1st Sunday of Lent A - Homily 3

Homily 3 – 2011 

Well, we’re racing! We’re into Lent – a time, not so much of penance as of conversion.  Conversion – change, opening to changing, hoping for change.  To change not so much behaviour (that will follow), but my ever-growing sense of God.  Lent is an invitation to keep searching, searching to know God, to break open my constricting ideas about God and to be drawn more deeply into Mystery.  But there is a problem – bigger than me.  There is an inertia - not of my choosing, a confusion – that has always been there – something getting in the way.

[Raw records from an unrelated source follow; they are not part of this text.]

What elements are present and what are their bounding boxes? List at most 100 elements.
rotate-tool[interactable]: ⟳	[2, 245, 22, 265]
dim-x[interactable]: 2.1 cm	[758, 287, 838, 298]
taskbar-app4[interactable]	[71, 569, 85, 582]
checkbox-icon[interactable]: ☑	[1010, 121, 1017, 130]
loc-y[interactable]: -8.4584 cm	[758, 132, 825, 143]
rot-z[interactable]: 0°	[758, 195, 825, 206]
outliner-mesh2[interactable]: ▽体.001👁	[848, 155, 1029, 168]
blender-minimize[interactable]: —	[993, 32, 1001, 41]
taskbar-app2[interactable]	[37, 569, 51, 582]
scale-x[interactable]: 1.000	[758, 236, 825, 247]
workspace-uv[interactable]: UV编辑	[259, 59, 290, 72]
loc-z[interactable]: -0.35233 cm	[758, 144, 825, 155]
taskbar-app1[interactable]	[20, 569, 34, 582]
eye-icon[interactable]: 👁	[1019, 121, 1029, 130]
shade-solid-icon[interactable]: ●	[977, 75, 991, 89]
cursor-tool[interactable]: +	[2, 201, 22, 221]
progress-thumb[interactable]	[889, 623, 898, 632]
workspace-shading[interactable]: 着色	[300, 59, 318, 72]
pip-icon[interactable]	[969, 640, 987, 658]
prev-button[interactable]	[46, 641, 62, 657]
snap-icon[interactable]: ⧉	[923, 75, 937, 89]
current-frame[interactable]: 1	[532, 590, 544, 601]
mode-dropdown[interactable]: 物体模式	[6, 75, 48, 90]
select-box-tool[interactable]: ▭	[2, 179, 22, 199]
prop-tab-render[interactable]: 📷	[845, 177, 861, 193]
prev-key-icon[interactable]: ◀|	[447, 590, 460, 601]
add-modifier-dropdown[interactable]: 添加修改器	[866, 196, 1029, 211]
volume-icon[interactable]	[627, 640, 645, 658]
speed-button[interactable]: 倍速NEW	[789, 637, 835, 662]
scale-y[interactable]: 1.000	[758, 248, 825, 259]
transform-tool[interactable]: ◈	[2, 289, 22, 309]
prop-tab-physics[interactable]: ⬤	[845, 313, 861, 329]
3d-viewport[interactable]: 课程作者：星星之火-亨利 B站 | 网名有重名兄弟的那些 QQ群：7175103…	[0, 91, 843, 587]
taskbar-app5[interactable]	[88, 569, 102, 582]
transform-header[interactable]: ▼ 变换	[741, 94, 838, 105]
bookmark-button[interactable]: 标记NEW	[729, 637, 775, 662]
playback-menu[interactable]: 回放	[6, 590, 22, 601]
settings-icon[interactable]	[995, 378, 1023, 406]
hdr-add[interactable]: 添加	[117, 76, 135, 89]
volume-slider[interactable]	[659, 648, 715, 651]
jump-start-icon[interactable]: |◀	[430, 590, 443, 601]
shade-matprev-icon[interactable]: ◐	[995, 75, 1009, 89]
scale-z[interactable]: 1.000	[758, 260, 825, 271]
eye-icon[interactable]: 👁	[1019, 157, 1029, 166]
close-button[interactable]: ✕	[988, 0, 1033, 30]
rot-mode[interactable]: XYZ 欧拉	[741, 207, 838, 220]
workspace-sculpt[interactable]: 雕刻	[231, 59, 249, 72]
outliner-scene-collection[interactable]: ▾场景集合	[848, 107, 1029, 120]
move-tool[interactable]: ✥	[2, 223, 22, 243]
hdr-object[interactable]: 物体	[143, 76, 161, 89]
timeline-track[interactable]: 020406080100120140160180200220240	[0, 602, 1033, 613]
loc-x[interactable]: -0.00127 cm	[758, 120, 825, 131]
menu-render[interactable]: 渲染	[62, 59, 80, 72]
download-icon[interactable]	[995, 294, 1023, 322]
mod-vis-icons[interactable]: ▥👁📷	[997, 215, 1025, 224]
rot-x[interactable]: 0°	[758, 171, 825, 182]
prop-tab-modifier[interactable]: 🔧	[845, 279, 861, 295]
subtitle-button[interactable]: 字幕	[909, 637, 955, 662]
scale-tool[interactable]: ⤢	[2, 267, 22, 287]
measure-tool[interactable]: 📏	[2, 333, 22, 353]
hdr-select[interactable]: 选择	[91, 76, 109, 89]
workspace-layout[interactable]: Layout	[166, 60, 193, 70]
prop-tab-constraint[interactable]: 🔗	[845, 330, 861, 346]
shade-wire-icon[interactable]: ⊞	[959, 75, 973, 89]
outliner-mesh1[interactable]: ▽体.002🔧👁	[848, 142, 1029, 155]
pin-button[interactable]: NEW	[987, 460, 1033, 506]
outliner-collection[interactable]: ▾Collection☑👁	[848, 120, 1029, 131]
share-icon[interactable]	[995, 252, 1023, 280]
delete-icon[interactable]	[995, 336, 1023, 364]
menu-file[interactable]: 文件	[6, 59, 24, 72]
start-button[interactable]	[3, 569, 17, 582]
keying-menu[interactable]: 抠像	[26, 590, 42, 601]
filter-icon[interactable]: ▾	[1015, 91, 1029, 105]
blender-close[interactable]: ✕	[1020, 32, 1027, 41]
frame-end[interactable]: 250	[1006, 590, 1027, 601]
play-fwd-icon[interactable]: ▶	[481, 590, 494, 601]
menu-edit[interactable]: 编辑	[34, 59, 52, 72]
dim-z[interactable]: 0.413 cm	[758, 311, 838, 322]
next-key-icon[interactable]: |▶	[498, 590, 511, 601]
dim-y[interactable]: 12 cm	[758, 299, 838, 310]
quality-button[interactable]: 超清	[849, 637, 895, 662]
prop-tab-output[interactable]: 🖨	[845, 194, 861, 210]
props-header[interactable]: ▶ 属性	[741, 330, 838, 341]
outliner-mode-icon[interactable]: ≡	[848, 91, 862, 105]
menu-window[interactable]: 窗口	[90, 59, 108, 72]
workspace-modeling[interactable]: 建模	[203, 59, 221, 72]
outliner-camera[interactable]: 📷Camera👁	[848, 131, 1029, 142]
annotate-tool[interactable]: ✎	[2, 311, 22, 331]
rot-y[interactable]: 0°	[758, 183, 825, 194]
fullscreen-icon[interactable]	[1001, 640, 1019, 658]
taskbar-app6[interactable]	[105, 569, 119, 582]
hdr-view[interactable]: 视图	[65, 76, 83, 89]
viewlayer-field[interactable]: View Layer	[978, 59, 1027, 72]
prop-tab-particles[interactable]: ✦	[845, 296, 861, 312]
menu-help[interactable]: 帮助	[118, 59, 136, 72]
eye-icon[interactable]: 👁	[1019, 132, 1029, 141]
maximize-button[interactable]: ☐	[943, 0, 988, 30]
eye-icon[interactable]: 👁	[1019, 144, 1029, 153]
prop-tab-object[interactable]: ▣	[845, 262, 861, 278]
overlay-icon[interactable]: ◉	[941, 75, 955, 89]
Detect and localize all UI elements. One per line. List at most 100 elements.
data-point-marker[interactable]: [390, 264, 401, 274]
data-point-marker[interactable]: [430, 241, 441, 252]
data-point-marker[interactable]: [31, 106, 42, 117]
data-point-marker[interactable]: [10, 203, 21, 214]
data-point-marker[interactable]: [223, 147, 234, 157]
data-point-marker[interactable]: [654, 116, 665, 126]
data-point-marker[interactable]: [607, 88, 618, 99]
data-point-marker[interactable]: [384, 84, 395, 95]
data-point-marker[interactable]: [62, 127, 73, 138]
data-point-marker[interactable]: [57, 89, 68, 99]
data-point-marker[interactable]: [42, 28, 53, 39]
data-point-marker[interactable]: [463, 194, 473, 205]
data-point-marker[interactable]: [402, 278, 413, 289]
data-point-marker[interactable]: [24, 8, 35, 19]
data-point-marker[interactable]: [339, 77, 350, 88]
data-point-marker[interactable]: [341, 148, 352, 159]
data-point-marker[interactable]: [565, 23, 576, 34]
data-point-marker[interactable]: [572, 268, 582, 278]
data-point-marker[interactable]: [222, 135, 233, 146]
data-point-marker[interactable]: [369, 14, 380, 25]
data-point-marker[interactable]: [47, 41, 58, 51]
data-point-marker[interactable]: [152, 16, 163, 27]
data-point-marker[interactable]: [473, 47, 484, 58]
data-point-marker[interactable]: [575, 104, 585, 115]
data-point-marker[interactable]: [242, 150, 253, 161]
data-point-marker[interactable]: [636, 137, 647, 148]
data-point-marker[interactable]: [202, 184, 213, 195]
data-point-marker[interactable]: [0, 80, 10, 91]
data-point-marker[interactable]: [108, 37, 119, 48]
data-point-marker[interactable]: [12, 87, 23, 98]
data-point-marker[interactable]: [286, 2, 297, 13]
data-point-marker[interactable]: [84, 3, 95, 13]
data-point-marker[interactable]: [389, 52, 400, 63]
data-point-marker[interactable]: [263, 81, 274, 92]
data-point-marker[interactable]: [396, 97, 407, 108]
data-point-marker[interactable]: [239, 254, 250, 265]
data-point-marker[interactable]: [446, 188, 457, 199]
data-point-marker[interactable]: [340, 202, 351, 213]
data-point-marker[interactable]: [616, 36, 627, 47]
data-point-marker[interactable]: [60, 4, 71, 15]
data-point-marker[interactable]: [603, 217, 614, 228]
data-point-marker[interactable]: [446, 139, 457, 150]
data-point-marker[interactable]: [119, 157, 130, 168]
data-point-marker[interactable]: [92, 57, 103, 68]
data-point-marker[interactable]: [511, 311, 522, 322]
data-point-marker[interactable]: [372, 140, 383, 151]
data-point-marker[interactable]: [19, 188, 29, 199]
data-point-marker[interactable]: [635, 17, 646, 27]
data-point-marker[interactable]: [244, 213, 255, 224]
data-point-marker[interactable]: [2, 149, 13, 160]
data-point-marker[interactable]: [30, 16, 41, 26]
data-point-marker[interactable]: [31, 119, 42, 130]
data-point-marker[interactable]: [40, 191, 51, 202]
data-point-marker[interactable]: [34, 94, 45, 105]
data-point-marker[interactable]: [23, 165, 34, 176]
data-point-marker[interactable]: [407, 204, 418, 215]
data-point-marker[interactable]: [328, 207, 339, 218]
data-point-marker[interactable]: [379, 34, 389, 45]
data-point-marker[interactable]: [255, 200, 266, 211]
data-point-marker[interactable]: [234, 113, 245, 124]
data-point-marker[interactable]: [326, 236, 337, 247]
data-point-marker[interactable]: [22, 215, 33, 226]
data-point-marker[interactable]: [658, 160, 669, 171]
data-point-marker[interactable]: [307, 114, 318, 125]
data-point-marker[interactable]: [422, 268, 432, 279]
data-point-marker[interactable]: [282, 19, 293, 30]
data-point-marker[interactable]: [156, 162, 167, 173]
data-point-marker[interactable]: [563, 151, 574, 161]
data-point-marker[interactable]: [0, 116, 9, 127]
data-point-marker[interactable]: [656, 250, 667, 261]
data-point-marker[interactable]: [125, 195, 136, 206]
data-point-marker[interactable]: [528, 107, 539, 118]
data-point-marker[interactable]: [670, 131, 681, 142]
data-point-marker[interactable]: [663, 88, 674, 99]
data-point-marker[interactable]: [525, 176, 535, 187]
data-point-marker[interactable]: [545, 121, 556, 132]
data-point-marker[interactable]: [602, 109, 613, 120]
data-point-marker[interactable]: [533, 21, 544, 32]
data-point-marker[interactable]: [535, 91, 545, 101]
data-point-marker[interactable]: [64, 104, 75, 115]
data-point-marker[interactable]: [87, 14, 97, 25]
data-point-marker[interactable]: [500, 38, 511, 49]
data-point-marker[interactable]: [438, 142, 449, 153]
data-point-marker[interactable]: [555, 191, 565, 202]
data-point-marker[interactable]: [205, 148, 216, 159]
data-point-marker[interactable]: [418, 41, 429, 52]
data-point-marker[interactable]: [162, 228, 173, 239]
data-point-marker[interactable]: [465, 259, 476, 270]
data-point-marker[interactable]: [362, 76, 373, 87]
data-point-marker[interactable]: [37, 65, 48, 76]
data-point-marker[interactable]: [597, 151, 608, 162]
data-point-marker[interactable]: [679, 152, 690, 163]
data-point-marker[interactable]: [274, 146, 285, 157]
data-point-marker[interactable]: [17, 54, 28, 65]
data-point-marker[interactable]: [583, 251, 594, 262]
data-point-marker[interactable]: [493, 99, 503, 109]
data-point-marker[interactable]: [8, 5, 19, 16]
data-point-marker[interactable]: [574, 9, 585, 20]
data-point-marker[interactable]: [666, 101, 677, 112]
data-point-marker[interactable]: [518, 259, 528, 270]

Today’s First Reading spoke colourfully of the serpent.  The Second Reading spoke of sin (capital “S” Sin).  The Gospel used the graphic image of Satan.  The serpent planted desire, and muddied the waters: You will be like gods.  Sin brought death – the negation of truly living.  Satan offered himself for worship! - sowing confusion.  It’s a confusion we inevitably fall for.  So easily we confuse God with Satan! (or, is it more that we confuse God with ourselves?)

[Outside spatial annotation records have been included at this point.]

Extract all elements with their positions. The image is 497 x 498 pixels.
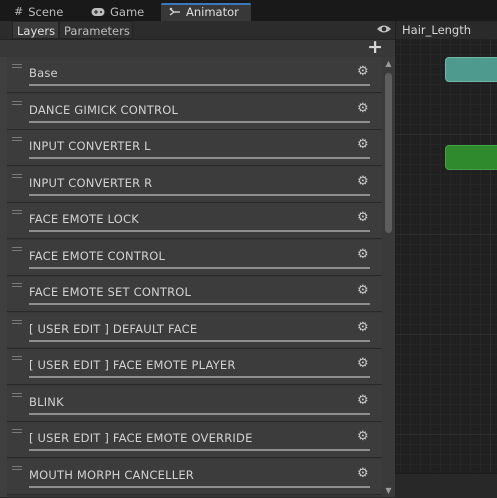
drag-handle-icon[interactable] (12, 210, 22, 214)
gear-icon[interactable]: ⚙ (357, 394, 369, 408)
animator-icon (169, 7, 181, 17)
grid-icon: # (14, 5, 24, 18)
scroll-thumb[interactable] (385, 73, 392, 233)
layer-row[interactable]: [ USER EDIT ] FACE EMOTE PLAYER ⚙ (7, 349, 382, 385)
layer-name: [ USER EDIT ] FACE EMOTE OVERRIDE (29, 431, 253, 445)
layer-row[interactable]: [ USER EDIT ] FACE EMOTE OVERRIDE ⚙ (7, 422, 382, 458)
tab-layers[interactable]: Layers (12, 21, 59, 39)
layer-name: [ USER EDIT ] FACE EMOTE PLAYER (29, 358, 236, 372)
tab-game-label: Game (110, 5, 145, 19)
tab-animator[interactable]: Animator (161, 3, 251, 21)
drag-handle-icon[interactable] (12, 64, 22, 68)
drag-handle-icon[interactable] (12, 174, 22, 178)
layer-row[interactable]: BLINK ⚙ (7, 386, 382, 422)
panel-edge (0, 57, 7, 497)
gear-icon[interactable]: ⚙ (357, 357, 369, 371)
layer-row[interactable]: Base ⚙ (7, 57, 382, 93)
layer-row[interactable]: FACE EMOTE CONTROL ⚙ (7, 240, 382, 276)
layer-weight-bar (29, 486, 370, 488)
layer-weight-bar (29, 194, 370, 196)
gear-icon[interactable]: ⚙ (357, 211, 369, 225)
drag-handle-icon[interactable] (12, 356, 22, 360)
layer-weight-bar (29, 413, 370, 415)
entry-node[interactable] (445, 145, 497, 170)
window-tab-bar: # Scene Game Animator (0, 0, 497, 21)
gear-icon[interactable]: ⚙ (357, 430, 369, 444)
drag-handle-icon[interactable] (12, 393, 22, 397)
layer-name: INPUT CONVERTER L (29, 139, 151, 153)
layer-weight-bar (29, 84, 370, 86)
layer-row[interactable]: INPUT CONVERTER R ⚙ (7, 167, 382, 203)
add-layer-button[interactable]: + (367, 37, 383, 57)
parameter-name[interactable]: Hair_Length (402, 21, 471, 39)
graph-header: Hair_Length (395, 21, 497, 39)
layers-scrollbar[interactable]: ▲ ▼ (382, 57, 395, 497)
drag-handle-icon[interactable] (12, 320, 22, 324)
drag-handle-icon[interactable] (12, 247, 22, 251)
drag-handle-icon[interactable] (12, 101, 22, 105)
tab-parameters[interactable]: Parameters (59, 21, 133, 39)
drag-handle-icon[interactable] (12, 137, 22, 141)
layer-name: MOUTH MORPH CANCELLER (29, 468, 194, 482)
gear-icon[interactable]: ⚙ (357, 467, 369, 481)
layer-weight-bar (29, 376, 370, 378)
drag-handle-icon[interactable] (12, 466, 22, 470)
layer-name: FACE EMOTE CONTROL (29, 249, 166, 263)
layer-weight-bar (29, 449, 370, 451)
layer-name: FACE EMOTE SET CONTROL (29, 285, 192, 299)
tab-scene[interactable]: # Scene (14, 3, 63, 21)
layer-list: Base ⚙ DANCE GIMICK CONTROL ⚙ INPUT CONV… (7, 57, 382, 497)
scroll-down-arrow-icon[interactable]: ▼ (384, 486, 393, 495)
drag-handle-icon[interactable] (12, 283, 22, 287)
layer-row[interactable]: FACE EMOTE LOCK ⚙ (7, 203, 382, 239)
layers-toolbar: + (0, 37, 395, 57)
graph-footer (395, 473, 497, 498)
layer-row[interactable]: INPUT CONVERTER L ⚙ (7, 130, 382, 166)
panel-subtabs: Layers Parameters (0, 21, 395, 40)
gear-icon[interactable]: ⚙ (357, 65, 369, 79)
layer-weight-bar (29, 303, 370, 305)
layer-name: INPUT CONVERTER R (29, 176, 153, 190)
layer-weight-bar (29, 157, 370, 159)
layer-name: [ USER EDIT ] DEFAULT FACE (29, 322, 198, 336)
layer-row[interactable]: DANCE GIMICK CONTROL ⚙ (7, 94, 382, 130)
scroll-up-arrow-icon[interactable]: ▲ (384, 59, 393, 68)
layer-row[interactable]: [ USER EDIT ] DEFAULT FACE ⚙ (7, 313, 382, 349)
tab-game[interactable]: Game (91, 3, 144, 21)
gear-icon[interactable]: ⚙ (357, 138, 369, 152)
gear-icon[interactable]: ⚙ (357, 102, 369, 116)
state-machine-graph[interactable] (395, 39, 497, 473)
drag-handle-icon[interactable] (12, 429, 22, 433)
eye-icon[interactable] (375, 23, 393, 37)
state-node[interactable] (445, 57, 497, 82)
layer-row[interactable]: MOUTH MORPH CANCELLER ⚙ (7, 459, 382, 495)
gear-icon[interactable]: ⚙ (357, 248, 369, 262)
gear-icon[interactable]: ⚙ (357, 284, 369, 298)
tab-animator-label: Animator (186, 5, 239, 19)
gamepad-icon (91, 7, 105, 17)
layer-weight-bar (29, 121, 370, 123)
layer-name: FACE EMOTE LOCK (29, 212, 139, 226)
layer-name: DANCE GIMICK CONTROL (29, 103, 179, 117)
layer-row[interactable]: FACE EMOTE SET CONTROL ⚙ (7, 276, 382, 312)
gear-icon[interactable]: ⚙ (357, 321, 369, 335)
tab-scene-label: Scene (28, 5, 64, 19)
layer-weight-bar (29, 267, 370, 269)
layer-weight-bar (29, 230, 370, 232)
layer-name: BLINK (29, 395, 64, 409)
layer-name: Base (29, 66, 58, 80)
layer-weight-bar (29, 340, 370, 342)
gear-icon[interactable]: ⚙ (357, 175, 369, 189)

Perhaps, we can’t avoid it.  How else can we get a sense of God other than by reflecting on our experience, or accepting the fruit of others’ conclusions?  The meanings I attach to words like father, like love, like justice, and particularly the feelings the words trigger, very much depend on my past and present experience – my history.  I can’t see anyone other than through my own filters.  I see God through my filters.

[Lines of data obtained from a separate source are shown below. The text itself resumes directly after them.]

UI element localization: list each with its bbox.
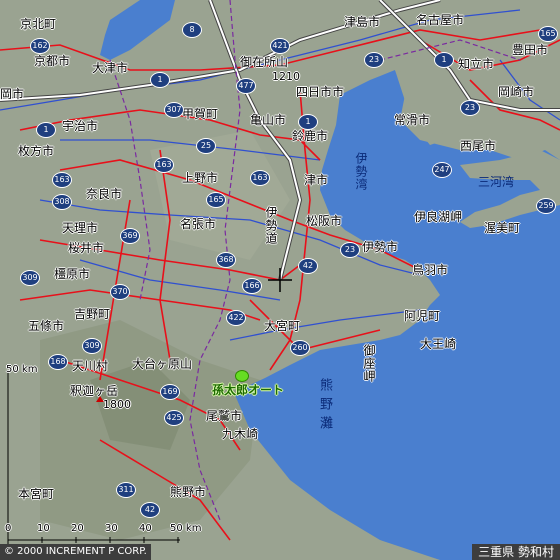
route-shield: 163 (250, 170, 270, 186)
city-label[interactable]: 吉野町 (74, 308, 110, 321)
route-shield: 1 (434, 52, 454, 68)
city-label[interactable]: 天理市 (62, 222, 98, 235)
route-shield: 477 (236, 78, 256, 94)
sea-label: 熊野灘 (317, 378, 332, 435)
city-label[interactable]: 西尾市 (460, 140, 496, 153)
scale-label: 30 (105, 523, 118, 534)
city-label[interactable]: 亀山市 (250, 114, 286, 127)
route-shield: 422 (226, 310, 246, 326)
route-shield: 311 (116, 482, 136, 498)
scale-label: 10 (37, 523, 50, 534)
route-shield: 260 (290, 340, 310, 356)
route-shield: 23 (340, 242, 360, 258)
route-shield: 165 (538, 26, 558, 42)
bay-label: 伊勢湾 (354, 152, 368, 191)
city-label[interactable]: 桜井市 (68, 242, 104, 255)
cape-label[interactable]: 九木崎 (222, 428, 258, 441)
city-label[interactable]: 上野市 (182, 172, 218, 185)
route-shield: 42 (298, 258, 318, 274)
route-shield: 421 (270, 38, 290, 54)
route-shield: 1 (298, 114, 318, 130)
scale-label: 20 (71, 523, 84, 534)
city-label[interactable]: 尾鷲市 (206, 410, 242, 423)
city-label[interactable]: 京北町 (20, 18, 56, 31)
city-label[interactable]: 大宮町 (264, 320, 300, 333)
region-bar: 三重県 勢和村 (472, 544, 560, 560)
city-label[interactable]: 奈良市 (86, 188, 122, 201)
city-label[interactable]: 熊野市 (170, 486, 206, 499)
city-label[interactable]: 豊田市 (512, 44, 548, 57)
route-shield: 23 (460, 100, 480, 116)
city-label[interactable]: 名古屋市 (416, 14, 464, 27)
city-label[interactable]: 津市 (304, 174, 328, 187)
route-shield: 1 (36, 122, 56, 138)
city-label[interactable]: 本宮町 (18, 488, 54, 501)
city-label[interactable]: 橿原市 (54, 268, 90, 281)
route-shield: 42 (140, 502, 160, 518)
route-shield: 163 (154, 157, 174, 173)
cape-label: 御座岬 (362, 344, 376, 383)
peak-label[interactable]: 御在所山 (240, 56, 288, 69)
city-label[interactable]: 大津市 (92, 62, 128, 75)
city-label[interactable]: 伊勢市 (362, 241, 398, 254)
route-shield: 259 (536, 198, 556, 214)
city-label[interactable]: 渥美町 (484, 222, 520, 235)
route-shield: 163 (52, 172, 72, 188)
scale-label: 50 km (6, 364, 38, 375)
city-label[interactable]: 鳥羽市 (412, 264, 448, 277)
city-label[interactable]: 京都市 (34, 55, 70, 68)
route-shield: 168 (48, 354, 68, 370)
city-label[interactable]: 津島市 (344, 16, 380, 29)
route-shield: 309 (20, 270, 40, 286)
city-label[interactable]: 常滑市 (394, 114, 430, 127)
road-label: 伊勢道 (264, 206, 278, 245)
scale-label: 50 km (170, 523, 202, 534)
city-label[interactable]: 四日市市 (296, 86, 344, 99)
route-shield: 425 (164, 410, 184, 426)
route-shield: 166 (242, 278, 262, 294)
route-shield: 169 (160, 384, 180, 400)
peak-label[interactable]: 釈迦ヶ岳 (70, 385, 118, 398)
route-shield: 25 (196, 138, 216, 154)
route-shield: 1 (150, 72, 170, 88)
peak-label[interactable]: 大台ヶ原山 (132, 358, 192, 371)
city-label[interactable]: 枚方市 (18, 145, 54, 158)
copyright-bar: © 2000 INCREMENT P CORP. (0, 544, 151, 560)
city-label[interactable]: 甲賀町 (182, 108, 218, 121)
city-label[interactable]: 岡市 (0, 88, 24, 101)
scale-label: 40 (139, 523, 152, 534)
route-shield: 370 (110, 284, 130, 300)
route-shield: 309 (82, 338, 102, 354)
city-label[interactable]: 天川村 (72, 360, 108, 373)
city-label[interactable]: 岡崎市 (498, 86, 534, 99)
cape-label[interactable]: 大王崎 (420, 338, 456, 351)
scale-label: 0 (5, 523, 12, 534)
route-shield: 165 (206, 192, 226, 208)
route-shield: 307 (164, 102, 184, 118)
city-label[interactable]: 五條市 (28, 320, 64, 333)
route-shield: 23 (364, 52, 384, 68)
cape-label[interactable]: 伊良湖岬 (414, 211, 462, 224)
poi-label[interactable]: 孫太郎オート (212, 381, 284, 398)
city-label[interactable]: 松阪市 (306, 215, 342, 228)
city-label[interactable]: 鈴鹿市 (292, 130, 328, 143)
route-shield: 368 (216, 252, 236, 268)
bay-label: 三河湾 (478, 175, 515, 189)
elevation-label: 1800 (103, 398, 131, 411)
route-shield: 369 (120, 228, 140, 244)
city-label[interactable]: 名張市 (180, 218, 216, 231)
map-canvas[interactable]: 京北町 京都市 大津市 宇治市 枚方市 奈良市 天理市 桜井市 橿原市 五條市 … (0, 0, 560, 560)
route-shield: 247 (432, 162, 452, 178)
city-label[interactable]: 宇治市 (62, 120, 98, 133)
elevation-label: 1210 (272, 70, 300, 83)
route-shield: 308 (52, 194, 72, 210)
city-label[interactable]: 阿児町 (404, 310, 440, 323)
city-label[interactable]: 知立市 (458, 58, 494, 71)
route-shield: 8 (182, 22, 202, 38)
route-shield: 162 (30, 38, 50, 54)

The Hebrew word Satan means Accuser in English.  It is so easy, so usual for us, to get things so terribly wrong that we see God, essentially, as the accuser – focussed, on the one hand, on our guilts, our shame, our sin, or, on the other hand, counting our merits or measuring our goodness.

Certainly, sin is bad for us – it destroys us; it eats into our relationships; and undermines our communities.  God wants to free us from that – just as God wants to free us from wanting to count on our own merits and goodness.  God is not into assessing but setting free.  Sin doesn’t get in God’s way.  It gets in our way.  Our turning from sin doesn’t change God’s attitude towards us.  It changes our attitude to God.  Merits don’t persuade God to love us.  God can’t love us any more.  God loves us relentlessly, always, unconditionally.  Those of you who are happily married – those of you whose love has matured – know that that is the way even human love works.  Am I right? Right enough, I hope.

But life is an ongoing exploration into mystery, a moving beyond, a letting go – and I haven’t yet reached the end (and perhaps never will, even in eternity).  I’ll keep searching.  And that, to me, is what Lent is about – one more reminder to convert, to turn, to change and to go deeper. 

Today’s Gospel passage situates us in the days immediately preceding Jesus’ public life. He had just experienced that mysterious moment down by the Jordan river where John the Baptist had been at work. As if in answer to the plea made centuries beforehand by Isaiah: “Oh that you would split open the heavens and come down..”, as Jesus had come up out of the water, the “heavens suddenly opened” and Jesus saw “the Spirit of God descending … and coming down on him”. More than that, through the opened heavens a voice declared: “This is my Son, the Beloved; my favour rests on him”.

What might it have been like for Jesus to hear that supernatural voice say of him: “You are my Son. I love you dearly. You delight my heart”?

He needed time — time and space and stillness — to allow the message to sink deeply into his heart and mind. He went out alone into the nearby Judean wilderness to be with “the Spirit of God” that he had seen “coming down on him” back at the river.